My husband had an affair that has lasted for 1 yr Now he has asked to come back as if nothing has happened. I just dont know what to do any advice. I love him and would do any thing for this to be true 
PLease give me some advice


----------



## draconis (Oct 3, 2007)

First heal yourself. Cheating has many effects on people.

IX) So what does this do to the person cheated on? 

Cheating can devastate a person emotionally, psychologically, spiritually, and even physically. 

Communication ~ A cheater will use lack a communication to hide the deed or avoid talking about it. But communication is the one thing that can hold a relationship together the best and even repair it. 

Unfair advantage ~ A cheater often uses an affair as a way of getting an unfair advantage over someone. It is easy to withhold sex from your partner if you are getting it elsewhere. They become weaker mentally and you now control a source of power. After all Cheaters are usually for one's own interest, and often at the expense of others. 

Lying ~ Most affairs are never known. This is in large part because of lying. Not just one Lie but over and over again. 

Trust ~ Trust is broken and often never rebuilt and for good reason. But where trust is such an important issue to many relationships this is a key to why many end. 

Deceit ~ Like lying deceit is used to cover up the deed in hopes it will never be found out. 

Self esteem ~ Once a person has been cheated on they may lose a great deal of self esteem. Where they not good enough? Is the other person better looking? More fit? Better health? 

Vulnerable ~ Once you feel violated you worry that it can happen again. 

Unattractive ~ Why else would someone stray? 

Insecure ~ About who and what you are and stand for. Insecure about relationships and trust in another. 

Unworthy ~ Feelings of being unworthy of love or happiness. 
http://talkaboutmarriage.com/coping-infidelity/320-cheating-thesis.html#post1443

So ask that before you recommit to him that he pays for you to get councilling. Second he should get council too.

Cheating often leads to the ability to control anothers emotions.
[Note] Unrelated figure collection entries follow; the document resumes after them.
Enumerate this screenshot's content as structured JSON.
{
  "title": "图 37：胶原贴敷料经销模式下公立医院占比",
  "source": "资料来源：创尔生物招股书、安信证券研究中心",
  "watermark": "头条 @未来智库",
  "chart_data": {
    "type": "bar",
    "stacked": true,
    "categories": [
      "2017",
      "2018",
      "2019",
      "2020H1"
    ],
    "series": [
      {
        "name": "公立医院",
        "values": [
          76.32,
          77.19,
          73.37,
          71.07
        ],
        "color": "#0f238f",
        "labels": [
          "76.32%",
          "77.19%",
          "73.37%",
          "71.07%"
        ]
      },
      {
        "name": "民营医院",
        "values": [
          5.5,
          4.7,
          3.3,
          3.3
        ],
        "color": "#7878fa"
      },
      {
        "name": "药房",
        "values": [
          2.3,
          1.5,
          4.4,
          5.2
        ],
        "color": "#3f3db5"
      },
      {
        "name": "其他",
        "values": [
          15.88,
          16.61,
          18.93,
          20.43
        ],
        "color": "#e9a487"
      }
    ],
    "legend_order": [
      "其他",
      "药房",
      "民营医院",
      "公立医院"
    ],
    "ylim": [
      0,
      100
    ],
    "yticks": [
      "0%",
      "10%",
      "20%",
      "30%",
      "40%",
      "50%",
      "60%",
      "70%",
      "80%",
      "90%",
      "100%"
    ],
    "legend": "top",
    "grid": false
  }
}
Second thing to do is lay down the rules to him if he does come back it is on YOUR terms. Let him know in no way will you let him ever hurt you like that again.

draconis


----------



## amanda13 (Jan 15, 2009)

I have feelings that my husband might have cheated on me in some form - I told him if he had an indiscretion and he was honest with me about it we could work through it. He swears he hasn't but then says he wouldn't tell me if he did. But to tell you the truth I dont' know how I'd handle it if he did - other then him having to be fully upfront with everything he did until I could believe and trust him again - - - can you believe and trust him again????
Are there children involved - I only ask because I'm sure it would be hard for them to see this going back & forth if it wouldn't work out.


----------